My offices in India recently had an issue where their ldap & license server image became corrupted. We’re still trying to root cause the issue, but I thought I would put a heads-up here to see if anyone else has had an issue.
Our ldap VM was a 50G qcow2 image (actual size was 7.9G with on-demand expansion enabled). After a recent reboot, the VM image somehow became corrupted. The host os (ipfire) doesn’t report any filesystem issues, but qemu-img showed massive leaks and the VM filesystems were mostly garbled. I tried connecting to the image with a boot iso in rescue mode, but was barely able to recover the ldap database. I was able to restore their vm by copying their ldap database to a clone of our vm and copying it back up, but 24 hours later it is now corrupt as well.

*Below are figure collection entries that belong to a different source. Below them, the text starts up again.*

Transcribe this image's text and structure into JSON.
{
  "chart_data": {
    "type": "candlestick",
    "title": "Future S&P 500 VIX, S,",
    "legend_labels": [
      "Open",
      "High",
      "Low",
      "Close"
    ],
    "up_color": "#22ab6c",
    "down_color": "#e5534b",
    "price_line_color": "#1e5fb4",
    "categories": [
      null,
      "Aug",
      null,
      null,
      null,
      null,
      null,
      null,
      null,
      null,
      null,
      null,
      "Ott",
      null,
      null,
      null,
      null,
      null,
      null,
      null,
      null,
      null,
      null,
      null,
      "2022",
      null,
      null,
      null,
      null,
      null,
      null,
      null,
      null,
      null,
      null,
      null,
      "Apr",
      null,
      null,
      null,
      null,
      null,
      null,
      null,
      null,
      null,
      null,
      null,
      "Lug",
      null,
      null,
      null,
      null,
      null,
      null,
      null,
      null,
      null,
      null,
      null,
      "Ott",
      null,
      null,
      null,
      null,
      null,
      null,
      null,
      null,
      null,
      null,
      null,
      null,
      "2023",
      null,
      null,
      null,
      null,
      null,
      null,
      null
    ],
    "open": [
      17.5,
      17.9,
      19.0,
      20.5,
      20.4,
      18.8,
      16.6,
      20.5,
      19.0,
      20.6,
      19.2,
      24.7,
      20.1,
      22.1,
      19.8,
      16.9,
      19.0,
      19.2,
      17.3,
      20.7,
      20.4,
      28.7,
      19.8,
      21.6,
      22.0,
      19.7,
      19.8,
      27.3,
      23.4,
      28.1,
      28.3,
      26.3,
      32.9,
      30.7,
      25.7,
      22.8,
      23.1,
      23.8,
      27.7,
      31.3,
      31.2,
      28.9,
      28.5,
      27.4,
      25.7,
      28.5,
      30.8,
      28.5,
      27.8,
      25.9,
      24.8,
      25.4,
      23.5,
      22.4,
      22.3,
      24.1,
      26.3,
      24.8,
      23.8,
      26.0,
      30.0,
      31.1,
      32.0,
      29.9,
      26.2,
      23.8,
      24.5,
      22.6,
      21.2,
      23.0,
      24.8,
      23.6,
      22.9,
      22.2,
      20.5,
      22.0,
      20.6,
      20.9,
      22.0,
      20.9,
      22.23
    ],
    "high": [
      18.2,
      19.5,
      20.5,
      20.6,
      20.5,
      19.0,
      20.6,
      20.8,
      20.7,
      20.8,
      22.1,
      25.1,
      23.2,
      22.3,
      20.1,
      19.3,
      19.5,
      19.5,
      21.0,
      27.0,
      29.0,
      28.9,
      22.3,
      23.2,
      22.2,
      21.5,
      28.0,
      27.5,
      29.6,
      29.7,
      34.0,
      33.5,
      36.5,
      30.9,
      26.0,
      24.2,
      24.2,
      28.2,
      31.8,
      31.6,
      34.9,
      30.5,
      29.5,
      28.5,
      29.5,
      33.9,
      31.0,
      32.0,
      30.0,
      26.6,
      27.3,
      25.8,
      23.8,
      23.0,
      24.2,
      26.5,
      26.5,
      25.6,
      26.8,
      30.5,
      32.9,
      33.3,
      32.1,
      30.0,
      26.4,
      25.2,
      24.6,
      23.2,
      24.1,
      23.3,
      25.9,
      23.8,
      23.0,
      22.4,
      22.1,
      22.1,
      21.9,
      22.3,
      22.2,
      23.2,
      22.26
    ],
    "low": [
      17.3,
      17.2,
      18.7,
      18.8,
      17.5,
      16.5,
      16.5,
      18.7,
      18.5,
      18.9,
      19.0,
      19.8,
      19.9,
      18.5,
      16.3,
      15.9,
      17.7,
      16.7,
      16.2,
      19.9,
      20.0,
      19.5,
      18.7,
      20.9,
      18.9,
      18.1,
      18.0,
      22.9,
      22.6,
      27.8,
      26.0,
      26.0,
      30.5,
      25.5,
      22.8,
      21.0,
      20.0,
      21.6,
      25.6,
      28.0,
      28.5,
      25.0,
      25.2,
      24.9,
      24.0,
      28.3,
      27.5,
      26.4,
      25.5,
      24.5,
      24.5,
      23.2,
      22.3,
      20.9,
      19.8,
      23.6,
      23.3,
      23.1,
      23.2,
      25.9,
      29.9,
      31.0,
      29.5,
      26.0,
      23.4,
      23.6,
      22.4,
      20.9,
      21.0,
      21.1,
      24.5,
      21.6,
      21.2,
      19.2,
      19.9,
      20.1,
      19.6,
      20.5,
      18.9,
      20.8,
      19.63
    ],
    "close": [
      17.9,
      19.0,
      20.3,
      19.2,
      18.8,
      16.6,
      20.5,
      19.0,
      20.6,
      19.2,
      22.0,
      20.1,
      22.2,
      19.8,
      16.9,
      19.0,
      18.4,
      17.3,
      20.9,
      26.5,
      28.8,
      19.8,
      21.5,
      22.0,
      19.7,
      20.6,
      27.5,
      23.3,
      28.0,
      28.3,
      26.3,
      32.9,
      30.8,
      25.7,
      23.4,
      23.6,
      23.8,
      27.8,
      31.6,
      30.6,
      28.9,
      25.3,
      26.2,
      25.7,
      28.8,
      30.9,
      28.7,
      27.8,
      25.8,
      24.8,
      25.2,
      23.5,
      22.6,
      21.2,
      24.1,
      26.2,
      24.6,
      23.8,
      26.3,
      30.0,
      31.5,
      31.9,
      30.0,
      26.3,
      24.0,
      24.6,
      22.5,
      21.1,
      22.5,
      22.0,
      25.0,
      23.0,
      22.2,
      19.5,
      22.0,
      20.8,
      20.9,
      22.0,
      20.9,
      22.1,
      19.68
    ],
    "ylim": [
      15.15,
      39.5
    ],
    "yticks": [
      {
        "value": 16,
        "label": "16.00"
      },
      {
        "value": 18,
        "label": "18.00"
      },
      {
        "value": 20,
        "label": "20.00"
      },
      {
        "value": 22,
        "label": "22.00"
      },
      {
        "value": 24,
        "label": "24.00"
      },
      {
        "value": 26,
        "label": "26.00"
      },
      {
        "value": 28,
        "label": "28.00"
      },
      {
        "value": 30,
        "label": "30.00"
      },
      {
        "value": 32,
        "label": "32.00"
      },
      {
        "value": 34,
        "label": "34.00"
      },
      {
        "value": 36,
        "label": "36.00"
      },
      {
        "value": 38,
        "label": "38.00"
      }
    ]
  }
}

Their firewall is a fairly modern Dell workstation with 1T drive and 8G memory (similar to what I am running here in Portland Oregon). They are on IPFire build 139, we’re on 136 (I’ve been too busy to update our system).
this should have most likely nothing to do with libvirt but instead with qemu (which was updated to version 4.1.0 ) or with a broken filesystem.
Could you post some logs or anything similar, so we can see what caused the corruption?
Looks like it may be an incompatibility with an older qcow2 format maybe? I’ll have to deep dive into qemu history to see.
The qemu log for the VM has this repeating multiple times:
qcow2_free_clusters failed: Invalid argument
I set this up originally almost 2 years ago here in our Oregon datacenter. When we opened our branch office in Bangalore, I cloned the ldap VM (far easier than starting from scratch). When the BLR office updated the firewall to build 139 was when we started seeing issues. Our PDX office is still on build 136.
I was able to recover the ldap database from the corrupt image and copy a fresh clone of the PDX VM. As soon as I copy the VM to IPFire, qemu-img check reports errors (leading me to believe in a qcow2 format change). I now have the VM running in a raw format image. So far no errors, but it has only been 24 hours.
I plan on testing this theory here locally on a test system. Will update this thread when I know more.